Il était une fois à l’Education
Nationale…
Il était une fois un jeune
enseignant fraîchement muté dans une belle région de collines et de plateaux,
de champs de betteraves et de pommes de terre à perte de vue… Ce jeune
enseignant avait obtenu avec circonspection le statut assez pléonasmique de
Titulaire sur Zone de Remplacement, statut qui lui conférait en fait le
privilège rare de se trouver employé et donc rémunéré à ne rien faire (ou si
peu…hanter la salle des professeurs, assurer un tout petit peu de soutien à des
élèves en très grande difficulté, assurer une permanence au C.D.I., animer
quelques clubs d’activités péri-scolaires liées à sa discipline
d’enseignement)…
Ne sachant trop se plaindre de
cette situation que d’aucuns pourraient trouver enviable, même si elle
s’avérait en réalité lamentable voire scandaleuse, ce jeune enseignant
commençait à se trouver inutile et craignait de s’installer dans cette vie vide
où il avait le temps pour tout et rien .
Mais au bout d’un trimestre,
alors qu’il employait une de ses journées à suivre une formation fort
enrichissante sur l’usage des Technologies de l’Information et de la
Communication dans l’Enseignement, il reçut un message du principal de son
collège de rattachement dont il hantait jusqu’alors les couloirs de son âme
d’enseignant en manque d’élèves… Ce message l’informait que le rectorat, ou
plutôt les rouages machiavéliques et pernicieux de l’usine Education Nationale,
venait de lui attribuer une suppléance à Breteuil et à Marseille…………. en
Beauvaisis !
Pris d’une joie et d’une
excitation qui lui firent pousser des ailes afin de lui permettre de rentrer
chez lui plus prestement, le jeune enseignant se précipita sur internet pour
s’enquérir de la localisation et des coordonnées des collèges Compère Morel et
Philéas Lebesgue.
Puis il téléphona aux deux
collèges sus nommés et, n’ayant pu joindre que le collège de Breteuil, apprit
avec contentement qu’il aurait en charge trois classes de quatrième et deux
groupes de troisième dite d’insertion (dans quoi ?) à Breteuil, et
d’autres heures de classes au collège de Marseille. Il obtint donc à sa grande
satisfaction un vrai emploi du temps en due forme…Et pas en bonne forme puisque
cet établissement lui imposait de faire cours le matin à Breteuil, et
l’après-midi à Marseille, apparemment sans lui permettre de se sustenter entre
les deux…
Notre jeune héros prit donc
rendez-vous au collège de Breteuil pour le lendemain, afin d’y rencontrer le
personnel, de découvrir l’établissement et son environnement, son fonctionnement,
et afin de recueillir les informations et documents nécessaires à la
préparation de cours pour le lundi suivant.
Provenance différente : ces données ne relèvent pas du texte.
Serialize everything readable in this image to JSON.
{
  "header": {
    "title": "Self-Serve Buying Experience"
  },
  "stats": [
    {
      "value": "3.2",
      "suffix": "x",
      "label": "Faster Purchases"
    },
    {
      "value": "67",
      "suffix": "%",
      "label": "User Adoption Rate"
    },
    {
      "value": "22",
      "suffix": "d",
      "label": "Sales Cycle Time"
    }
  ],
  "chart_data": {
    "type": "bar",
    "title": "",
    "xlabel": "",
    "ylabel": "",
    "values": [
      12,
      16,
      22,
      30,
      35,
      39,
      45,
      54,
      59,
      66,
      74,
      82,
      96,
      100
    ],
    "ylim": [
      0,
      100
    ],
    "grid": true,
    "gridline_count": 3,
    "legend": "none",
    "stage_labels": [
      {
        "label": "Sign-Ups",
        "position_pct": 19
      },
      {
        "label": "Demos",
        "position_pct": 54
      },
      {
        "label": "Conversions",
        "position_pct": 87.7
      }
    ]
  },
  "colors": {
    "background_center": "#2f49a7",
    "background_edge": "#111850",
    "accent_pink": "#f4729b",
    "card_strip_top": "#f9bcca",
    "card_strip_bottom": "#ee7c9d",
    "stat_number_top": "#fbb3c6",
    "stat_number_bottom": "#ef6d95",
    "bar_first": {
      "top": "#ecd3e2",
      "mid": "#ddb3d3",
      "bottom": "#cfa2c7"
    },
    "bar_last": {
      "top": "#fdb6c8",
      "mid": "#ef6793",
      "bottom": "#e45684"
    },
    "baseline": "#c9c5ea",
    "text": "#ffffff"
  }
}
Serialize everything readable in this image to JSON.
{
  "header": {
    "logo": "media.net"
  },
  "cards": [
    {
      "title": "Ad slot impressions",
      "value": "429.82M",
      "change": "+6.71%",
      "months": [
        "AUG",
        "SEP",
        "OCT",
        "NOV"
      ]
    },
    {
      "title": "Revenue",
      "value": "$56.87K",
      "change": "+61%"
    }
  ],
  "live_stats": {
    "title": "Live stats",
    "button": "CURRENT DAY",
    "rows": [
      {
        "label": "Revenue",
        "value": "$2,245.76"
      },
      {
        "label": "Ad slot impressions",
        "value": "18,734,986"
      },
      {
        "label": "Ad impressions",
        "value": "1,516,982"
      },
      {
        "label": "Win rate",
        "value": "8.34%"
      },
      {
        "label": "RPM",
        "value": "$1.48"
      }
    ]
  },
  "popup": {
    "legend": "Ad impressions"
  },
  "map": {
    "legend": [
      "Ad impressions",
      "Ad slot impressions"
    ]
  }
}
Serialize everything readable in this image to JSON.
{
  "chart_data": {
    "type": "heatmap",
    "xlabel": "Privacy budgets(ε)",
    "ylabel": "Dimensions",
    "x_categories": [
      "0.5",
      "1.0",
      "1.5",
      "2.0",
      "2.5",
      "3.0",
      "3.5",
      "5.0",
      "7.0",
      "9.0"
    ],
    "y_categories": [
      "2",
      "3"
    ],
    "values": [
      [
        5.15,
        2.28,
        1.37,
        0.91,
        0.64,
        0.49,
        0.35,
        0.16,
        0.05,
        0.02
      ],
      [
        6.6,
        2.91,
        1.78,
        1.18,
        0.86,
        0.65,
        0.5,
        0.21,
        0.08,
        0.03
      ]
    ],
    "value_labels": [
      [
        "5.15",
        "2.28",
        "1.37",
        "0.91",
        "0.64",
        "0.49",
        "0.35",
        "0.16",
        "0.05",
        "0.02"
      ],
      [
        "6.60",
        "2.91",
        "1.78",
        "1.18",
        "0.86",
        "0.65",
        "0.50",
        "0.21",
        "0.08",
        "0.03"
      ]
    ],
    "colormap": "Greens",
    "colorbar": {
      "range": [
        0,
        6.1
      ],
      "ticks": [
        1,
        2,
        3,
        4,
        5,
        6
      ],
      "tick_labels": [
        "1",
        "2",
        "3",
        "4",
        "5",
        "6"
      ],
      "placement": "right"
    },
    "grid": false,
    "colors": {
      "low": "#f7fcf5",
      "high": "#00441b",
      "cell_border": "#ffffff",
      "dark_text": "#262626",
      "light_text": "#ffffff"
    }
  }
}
Le lendemain matin, il réussit
aussi à joindre le collège de Marseille, mais il eut l’étrange surprise
d’apprendre que l’enseignante qu’il devait remplacer était déjà remplacée…
Il se résolut donc à contacter,
au rectorat, la Direction du Personnel Enseignant où son très avenant
interlocuteur l’informa qu’effectivement, l’enseignante qu’il devait remplacer
était déjà remplacée par un autre remplaçant, mais que ce remplaçant n’avait
été signalé en poste que par le collège de Marseille, et non par le collège de
Breteuil, où l’enseignante à remplacer effectuait d’ordinaire la majeure partie
de ses cours…
La mort dans l’âme, notre jeune
enseignant vit tous ces projets pédagogiques s’écrouler et il prévit à nouveau
les heures d’attentes et de gâchis qui l’attendaient devant lui…
Cependant, il se résolut à
remettre sur pied son week-end à Paris et ses projets d’apprentissages
culinaires et guitaristiques ; enfin, il vous passe à tous le bonjour.